After almost two decades of waiting for Vietnamese consumers to become rich enough to afford cars, manufacturers including Toyota Motor Corp. and Ford Motor Co. will have to contend with cheaper imports.
Current Vietnamese duties of 60 percent will be eliminated by 2018 for cars imported from within the Association of Southeast Asian Nations, Met Arias, chairman of the Vietnam Automobile Manufacturers Association and managing director of Ford’s unit in the country, said in an interview October 23. Without a major parts industry, car production costs are higher than elsewhere in the region because of taxes on imported components, he said.
The government cited the auto industry as an important driving force under a plan to become a “modern industrial country” by 2020. The impending abolishment of protective duties risks giving automakers little incentive to modernize or continue running plants in Vietnam even as the country’s ascent to middle-income status means more people can now afford cars.
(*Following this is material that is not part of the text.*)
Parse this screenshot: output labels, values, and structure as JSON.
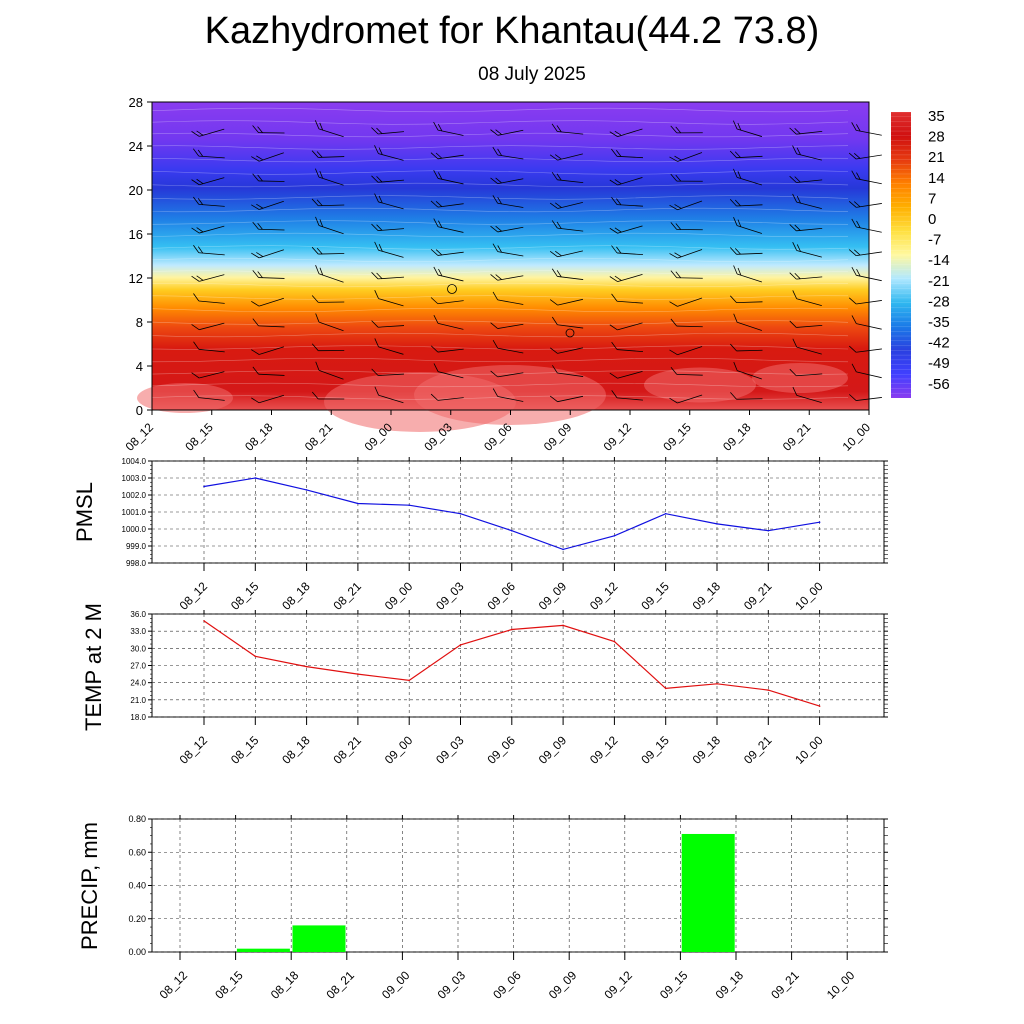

“I was one of the early believers in Vietnam’s auto industry,” said Keith Schulz, general director of lubricant maker Vilube Corp. in Ho Chi Minh City, who was a consultant to automakers setting up plants in the nation in the mid-1990s. “But by 2018, it sounds like this industry will be cracked open like a clam, and real economics will take over.”
The country’s auto industry is in danger of collapsing with the planned elimination of industry import taxes, Vietnam News reported in August. The nation needs immediate measures to avoid becoming a major importer of cars, it said, citing Ngo Van Tru, deputy head of the Ministry of Industry and Trade’s heavy industry department.
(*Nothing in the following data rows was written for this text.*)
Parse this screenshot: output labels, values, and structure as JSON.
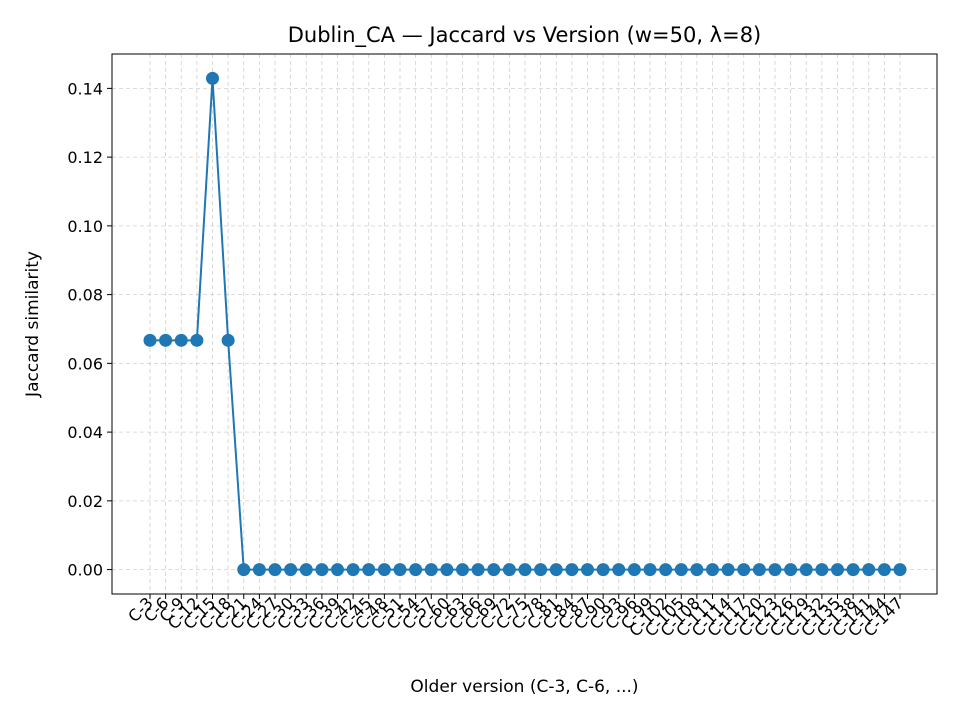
{
  "chart_data": {
    "type": "line",
    "title": "Dublin_CA — Jaccard vs Version (w=50, λ=8)",
    "xlabel": "Older version (C-3, C-6, ...)",
    "ylabel": "Jaccard similarity",
    "categories": [
      "C-3",
      "C-6",
      "C-9",
      "C-12",
      "C-15",
      "C-18",
      "C-21",
      "C-24",
      "C-27",
      "C-30",
      "C-33",
      "C-36",
      "C-39",
      "C-42",
      "C-45",
      "C-48",
      "C-51",
      "C-54",
      "C-57",
      "C-60",
      "C-63",
      "C-66",
      "C-69",
      "C-72",
      "C-75",
      "C-78",
      "C-81",
      "C-84",
      "C-87",
      "C-90",
      "C-93",
      "C-96",
      "C-99",
      "C-102",
      "C-105",
      "C-108",
      "C-111",
      "C-114",
      "C-117",
      "C-120",
      "C-123",
      "C-126",
      "C-129",
      "C-132",
      "C-135",
      "C-138",
      "C-141",
      "C-144",
      "C-147"
    ],
    "series": [
      {
        "values": [
          0.0667,
          0.0667,
          0.0667,
          0.0667,
          0.1429,
          0.0667,
          0,
          0,
          0,
          0,
          0,
          0,
          0,
          0,
          0,
          0,
          0,
          0,
          0,
          0,
          0,
          0,
          0,
          0,
          0,
          0,
          0,
          0,
          0,
          0,
          0,
          0,
          0,
          0,
          0,
          0,
          0,
          0,
          0,
          0,
          0,
          0,
          0,
          0,
          0,
          0,
          0,
          0,
          0
        ]
      }
    ],
    "yticks": [
      0.0,
      0.02,
      0.04,
      0.06,
      0.08,
      0.1,
      0.12,
      0.14
    ],
    "ytick_labels": [
      "0.00",
      "0.02",
      "0.04",
      "0.06",
      "0.08",
      "0.10",
      "0.12",
      "0.14"
    ],
    "ylim": [
      -0.0071,
      0.15
    ],
    "grid": true,
    "legend": "none",
    "colors": {
      "line": "#1f77b4",
      "grid": "#b0b0b0",
      "axes": "#000000"
    }
  }
}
“Five years is a very short time for makers to enhance competitiveness considering the current auto and supporting industry,” Yoshihisa Maruta, president of Toyota Motor Vietnam, said in e-mailed comments.
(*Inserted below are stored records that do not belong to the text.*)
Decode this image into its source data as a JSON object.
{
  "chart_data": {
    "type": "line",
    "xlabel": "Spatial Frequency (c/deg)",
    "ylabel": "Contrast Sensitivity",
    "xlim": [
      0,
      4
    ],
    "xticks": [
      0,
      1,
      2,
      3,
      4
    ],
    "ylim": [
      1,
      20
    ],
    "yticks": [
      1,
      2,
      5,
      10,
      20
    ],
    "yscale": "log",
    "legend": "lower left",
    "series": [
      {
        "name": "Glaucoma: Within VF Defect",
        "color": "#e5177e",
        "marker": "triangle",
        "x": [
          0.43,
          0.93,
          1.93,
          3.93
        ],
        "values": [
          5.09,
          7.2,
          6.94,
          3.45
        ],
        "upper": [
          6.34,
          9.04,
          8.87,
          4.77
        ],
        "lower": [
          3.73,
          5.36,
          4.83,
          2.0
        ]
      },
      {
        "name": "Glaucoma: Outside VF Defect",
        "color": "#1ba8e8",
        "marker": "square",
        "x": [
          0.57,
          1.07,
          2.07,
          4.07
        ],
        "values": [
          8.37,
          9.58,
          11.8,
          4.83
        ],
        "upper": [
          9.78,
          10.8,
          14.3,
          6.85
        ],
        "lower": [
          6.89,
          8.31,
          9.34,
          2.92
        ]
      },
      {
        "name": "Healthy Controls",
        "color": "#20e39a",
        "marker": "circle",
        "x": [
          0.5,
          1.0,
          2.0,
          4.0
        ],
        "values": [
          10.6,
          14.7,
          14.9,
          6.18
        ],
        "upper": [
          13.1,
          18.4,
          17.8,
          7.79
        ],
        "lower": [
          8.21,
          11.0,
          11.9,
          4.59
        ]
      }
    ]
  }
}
Based on sales last year, the top five foreign automakers with plants in Vietnam are Toyota, General Motors Co. (GM), Ford, Suzuki Motor Corp. (7269) and Daimler AG (DAI)’s Mercedes-Benz, according to figures from the automobile association.
Sales of vehicles assembled in Vietnam rose 20 percent through the first nine months of this year to 67,045, led by Toyota’s 23,324, according to figures from the group.
“If the government doesn’t significantly improve the situation for the local manufacturers, there is always a risk” of some makers shutting plants after 2018, said Michael Behrens, CEO of Mercedes-Benz Vietnam Ltd.
Imported cars will be cheaper than domestically produced ones when duties are lifted unless changes are made, such as cutting taxes on parts that aren’t available in Vietnam, said Arias in the interview in Ho Chi Minh City. Carmakers operating locally must be able to compete with Thailand, where many vehicles are made in free-trade zones and parts are sourced locally or imported without duties, he said.
Last November, Toyota said it will meet growing demand in emerging markets by boosting production in Thailand, from where it already exports to regional countries including Indonesia, Malaysia and the Philippines.
General Motors’ Thai unit exports to 77 markets and has production lines capable of making left- or right-hand drive cars, according to the Detroit-based company’s website.
Vietnamese consumers prefer motorbikes for now. Vietnam has more than 38 million motorbikes on the road as of this month, up 6 percent from last year, according to the National Traffic Safety Committee. About two million cars are currently registered, according to the committee.
Auto sales in Thailand, with a population of 67 million people, were about 1.43 million units in 2012, according to data from Toyota Motor (Thailand) Ltd. Vietnam, with 89 million people, will probably see sales of new cars rise about 17 percent to 109,000 vehicles this year, Ford estimates.
The government still makes it very expensive to own a car in Vietnam, with the inclusion of consumption, value-added and registration taxes, said Horst Herdtle, CEO of Euro Auto Corp., which sells Bayerische Motoren Werke AG (BMW) imports in the country.
“It seems like the Vietnamese government wants to have a car industry, but they don’t want cars on the road,” Herdtle said. “That is a kind of paradox.”
The situation reflects the disparate objectives of the government bodies that influence the local auto industry. The Ministry of Finance, which applies tax policy, is primarily concerned with revenue, while other government agencies may want to cut taxes, said Arias.
The Ministry of Planning and Investment, which oversees the licensing of foreign projects, in September cited the auto industry as an example of inconsistent policies hurting investors from overseas.
The transport ministry is worried about the impact that car purchases may have on the environment and traffic flow, said Deputy Minister Nguyen Ngoc Dong.
“Take places like Bangkok, Singapore, Taiwan: They all discourage vehicles for individuals,” Dong said in an interview in July. “For Vietnam, because the level of infrastructure development is low, we have to accelerate the growth of public transportation.”
Arias said any new master plan that emerges for the auto industry should ensure national and provincial policies are aligned and meet rules set by the World Trade Organization. The proposal should also address the competitiveness of the industry through tax cuts, he said.
“The government has to lower the cost of doing business in Vietnam,” said Arias.